O caminho do progresso em um mundo de desigualdade social



Quando li, nesta quinta-feira (4), no jornal “Valor Econômico”, a notícia de que a empresa Santo Antônio Energia (SAE) está com a situação financeira bastante desequilibrada, meu pensamento foi, imediatamente, para a senhorinha que entrevistei quando estive em Porto Velho fazendo reportagem sobre pessoas que tiveram que sair de suas casas para dar lugar à Usina Hidrelétrica Santo Antônio – instalada no Rio Madeira, na capital de Rondônia. Era novembro de 2011 e eu estava ali, a convite da própria empresa, para ouvir histórias de vidas. A de Emilia Mendes, na época com 84 anos, foi a que mais me impactou. Dentre os 1.736 moradores ribeirinhos do Madeira que precisaram ceder lugar à Usina, Emilia foi uma das que deu mais trabalho à equipe técnica da SAE: não queria sair de casa de jeito nenhum.

A casa de Emilia não estava no traçado do alagamento que a Usina provocaria, mas em área de risco por causa das obras. Os técnicos da Santo Antônio apresentaram-lhe as opções que estavam sendo oferecidas aos reassentados: receber o pagamento do que valia a casa em dinheiro ou ter um crédito para comprar outra casa ou, ainda, se mudar para uma casa nova construída perto dali. A todas as opções, Emilia respondeu com as mesmas palavras: “Não quero. Daqui só saio morta”.

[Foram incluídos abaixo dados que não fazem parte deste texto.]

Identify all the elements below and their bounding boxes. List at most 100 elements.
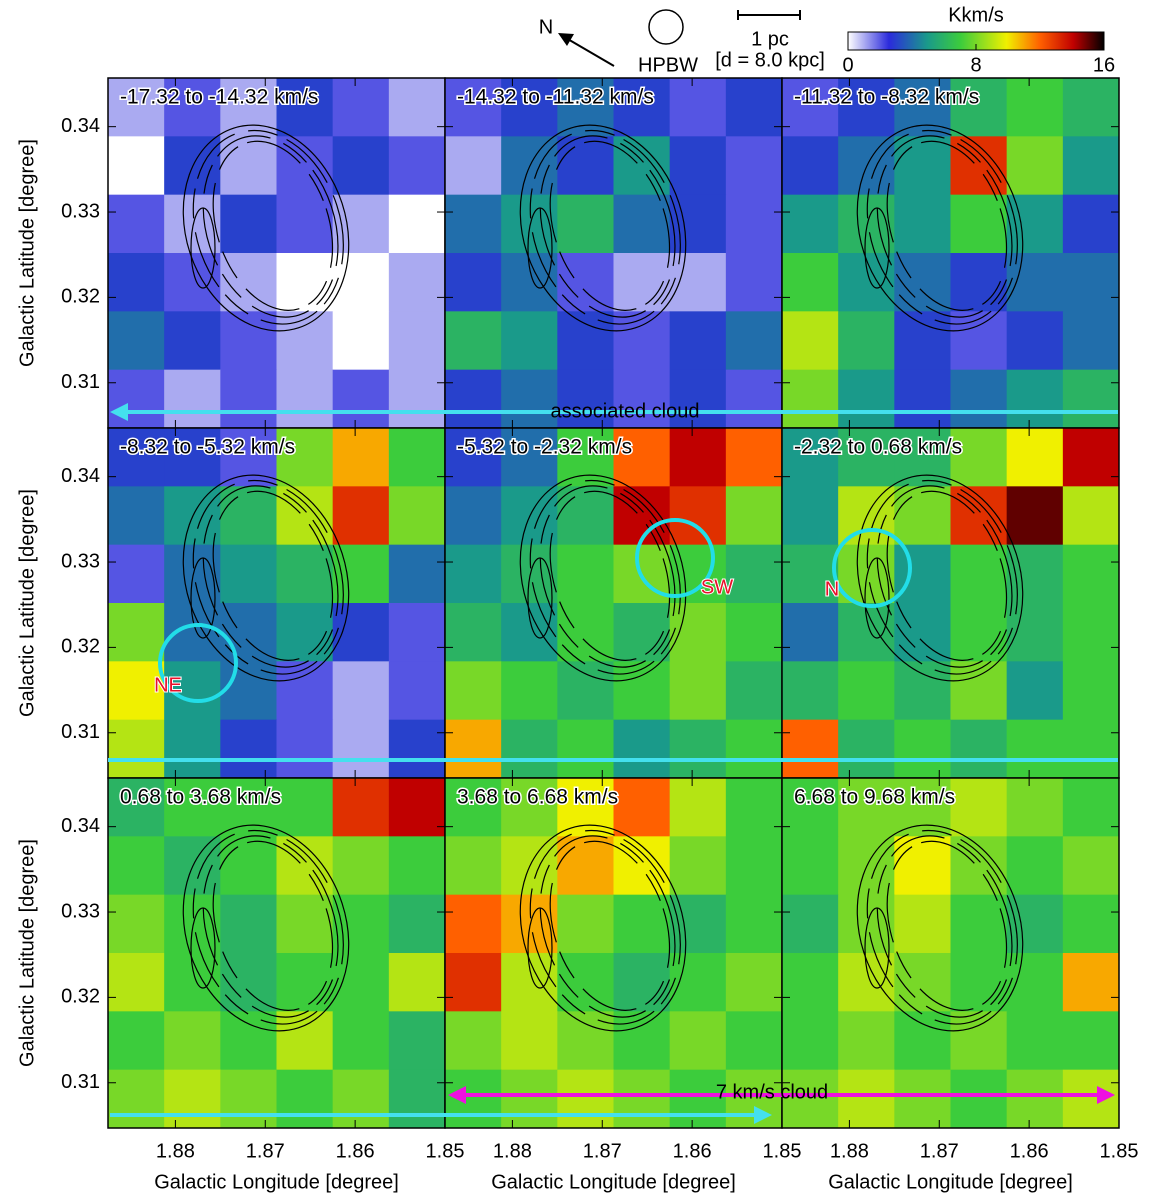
intensity-cell bbox=[1007, 720, 1064, 779]
intensity-cell bbox=[108, 836, 165, 895]
intensity-cell bbox=[108, 311, 165, 370]
intensity-cell bbox=[670, 136, 727, 195]
intensity-cell bbox=[1007, 136, 1064, 195]
x-tick-label: 1.86 bbox=[336, 1140, 375, 1162]
intensity-cell bbox=[557, 603, 614, 662]
intensity-cell bbox=[333, 370, 390, 429]
panel-title: -5.32 to -2.32 km/s bbox=[457, 436, 632, 459]
beam-label: HPBW bbox=[638, 54, 698, 76]
intensity-cell bbox=[389, 953, 446, 1012]
intensity-cell bbox=[333, 1070, 390, 1129]
x-axis-label: Galactic Longitude [degree] bbox=[154, 1171, 399, 1193]
intensity-cell bbox=[108, 895, 165, 954]
intensity-cell bbox=[726, 545, 783, 604]
y-axis-label: Galactic Latitude [degree] bbox=[16, 839, 38, 1067]
intensity-cell bbox=[557, 720, 614, 779]
intensity-cell bbox=[108, 136, 165, 195]
intensity-cell bbox=[445, 253, 502, 312]
intensity-cell bbox=[894, 545, 951, 604]
arrow-label: associated cloud bbox=[551, 400, 700, 422]
intensity-cell bbox=[108, 603, 165, 662]
intensity-cell bbox=[389, 1070, 446, 1129]
intensity-cell bbox=[782, 953, 839, 1012]
intensity-cell bbox=[445, 1011, 502, 1070]
intensity-cell bbox=[1063, 311, 1120, 370]
intensity-cell bbox=[614, 1070, 671, 1129]
intensity-cell bbox=[894, 661, 951, 720]
intensity-cell bbox=[445, 311, 502, 370]
intensity-cell bbox=[333, 953, 390, 1012]
y-axis-label: Galactic Latitude [degree] bbox=[16, 139, 38, 367]
panel-title: 3.68 to 6.68 km/s bbox=[457, 786, 618, 809]
intensity-cell bbox=[108, 486, 165, 545]
intensity-cell bbox=[726, 1011, 783, 1070]
intensity-cell bbox=[164, 370, 221, 429]
intensity-cell bbox=[951, 370, 1008, 429]
intensity-cell bbox=[389, 545, 446, 604]
intensity-cell bbox=[894, 311, 951, 370]
intensity-cell bbox=[951, 545, 1008, 604]
intensity-cell bbox=[501, 720, 558, 779]
panel: -5.32 to -2.32 km/s SW bbox=[445, 428, 783, 779]
intensity-cell bbox=[389, 428, 446, 487]
intensity-cell bbox=[445, 603, 502, 662]
panel-title: -8.32 to -5.32 km/s bbox=[120, 436, 295, 459]
intensity-cell bbox=[1063, 428, 1120, 487]
intensity-cell bbox=[782, 720, 839, 779]
y-tick-label: 0.31 bbox=[61, 371, 100, 393]
y-tick-label: 0.33 bbox=[61, 550, 100, 572]
y-axis-label: Galactic Latitude [degree] bbox=[16, 489, 38, 717]
intensity-cell bbox=[501, 953, 558, 1012]
intensity-cell bbox=[670, 311, 727, 370]
panels: 0.310.320.330.34-17.32 to -14.32 km/sGal… bbox=[16, 78, 1138, 1193]
region-label: SW bbox=[701, 576, 733, 598]
intensity-cell bbox=[726, 370, 783, 429]
intensity-cell bbox=[445, 136, 502, 195]
intensity-cell bbox=[277, 720, 334, 779]
y-tick-label: 0.33 bbox=[61, 200, 100, 222]
intensity-cell bbox=[445, 195, 502, 254]
intensity-cell bbox=[389, 195, 446, 254]
intensity-cell bbox=[1007, 1011, 1064, 1070]
intensity-cell bbox=[951, 136, 1008, 195]
y-tick-label: 0.31 bbox=[61, 1071, 100, 1093]
intensity-cell bbox=[726, 836, 783, 895]
x-tick-label: 1.85 bbox=[1100, 1140, 1139, 1162]
intensity-cell bbox=[220, 1070, 277, 1129]
intensity-cell bbox=[670, 253, 727, 312]
intensity-cell bbox=[557, 661, 614, 720]
intensity-cell bbox=[445, 661, 502, 720]
region-label: N bbox=[825, 578, 839, 600]
intensity-cell bbox=[614, 311, 671, 370]
intensity-cell bbox=[220, 311, 277, 370]
intensity-cell bbox=[782, 486, 839, 545]
intensity-cell bbox=[164, 1070, 221, 1129]
intensity-cell bbox=[277, 778, 334, 837]
intensity-cell bbox=[333, 778, 390, 837]
intensity-cell bbox=[164, 311, 221, 370]
intensity-cell bbox=[670, 1011, 727, 1070]
intensity-cell bbox=[1063, 720, 1120, 779]
intensity-cell bbox=[614, 720, 671, 779]
north-label: N bbox=[539, 16, 553, 38]
intensity-cell bbox=[1007, 253, 1064, 312]
x-tick-label: 1.87 bbox=[920, 1140, 959, 1162]
intensity-cell bbox=[220, 195, 277, 254]
intensity-cell bbox=[782, 1011, 839, 1070]
intensity-cell bbox=[670, 78, 727, 137]
intensity-cell bbox=[1063, 836, 1120, 895]
intensity-cell bbox=[894, 253, 951, 312]
intensity-cell bbox=[726, 195, 783, 254]
distance-label: [d = 8.0 kpc] bbox=[715, 49, 825, 71]
intensity-cell bbox=[389, 661, 446, 720]
intensity-cell bbox=[333, 486, 390, 545]
x-axis-label: Galactic Longitude [degree] bbox=[828, 1171, 1073, 1193]
intensity-cell bbox=[838, 253, 895, 312]
intensity-cell bbox=[1007, 661, 1064, 720]
x-tick-label: 1.86 bbox=[1010, 1140, 1049, 1162]
intensity-cell bbox=[951, 311, 1008, 370]
x-tick-label: 1.85 bbox=[763, 1140, 802, 1162]
intensity-cell bbox=[108, 953, 165, 1012]
intensity-cell bbox=[614, 195, 671, 254]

A solução foi erguer uma casa igual à dela, com o mesmo tipo de madeira (exigência de Emilia), apenas alguns metros acima, para sair do risco.

Outra exigência cumprida foi que não retirassem a árvore que ela, diariamente, ao acordar às 4h da manhã, contemplava enquanto tomava o café que ela mesma fazia. O ritual era seguido desde que Emilia se entendeu por gente. Casou-se, teve filhos, sempre ali, na mesma casa. Não estudou, nunca aprendeu a ler, porque o pai achava que isso não era “coisa para mulher”.

Na minha viagem, encontrei Emilia em sua casa “nova”, pés no chão, lavando louça. Ela não ouvia muito bem, sua fala era prejudicada pela falta de dentes. Assim mesmo, foi com alto e bom som que me disse que não estava satisfeita, ainda, com a solução dada pelos técnicos da empresa. E não conseguia entender por que tiveram que arrumar-lhe outra casa. No final da fala, a expressão que me mostrou que Emilia estava, apenas, conformada com o que aconteceu: “Não gostei, mas fazer o quê?”.

Por telefone, nesta quinta, pedi à assessoria de imprensa da empresa que me desse notícias sobre a senhorinha, mas não obtive resposta. Entendo. Afinal, segundo a reportagem do jornal, a Santo Antônio Energia está passando por tempos turbulentos. O presidente Melo Pinto disse para os repórteres que a empresa está na iminência de entrar em colapso. Já mandou embora 350 pessoas que trabalhavam no local. Na época em que fiz a reportagem, quando as obras estavam pelo meio, havia 18 mil operários e, segundo me informaram, 80% eram da região.

A ameaça, ainda segundo a reportagem, é de que a obra se paralise por falta de dinheiro, já que na segunda-feira (8) o Consórcio terá que pagar R$ 860 milhões à Câmara de Comercialização de Energia Elétrica. Pelo que entendi, o problema é que o prazo não está sendo mantido. Mas os sócios já estão se mobilizando e, muito provavelmente, o fechamento não vai acontecer. Não vão permitir que uma imensidão de impacto causado ao meio ambiente tenha sido à toa. Não vão permitir que quase duas mil pessoas tenham cedido seus territórios à toa. Não vão querer, no fim das contas, ter tanto prejuízo também, é claro.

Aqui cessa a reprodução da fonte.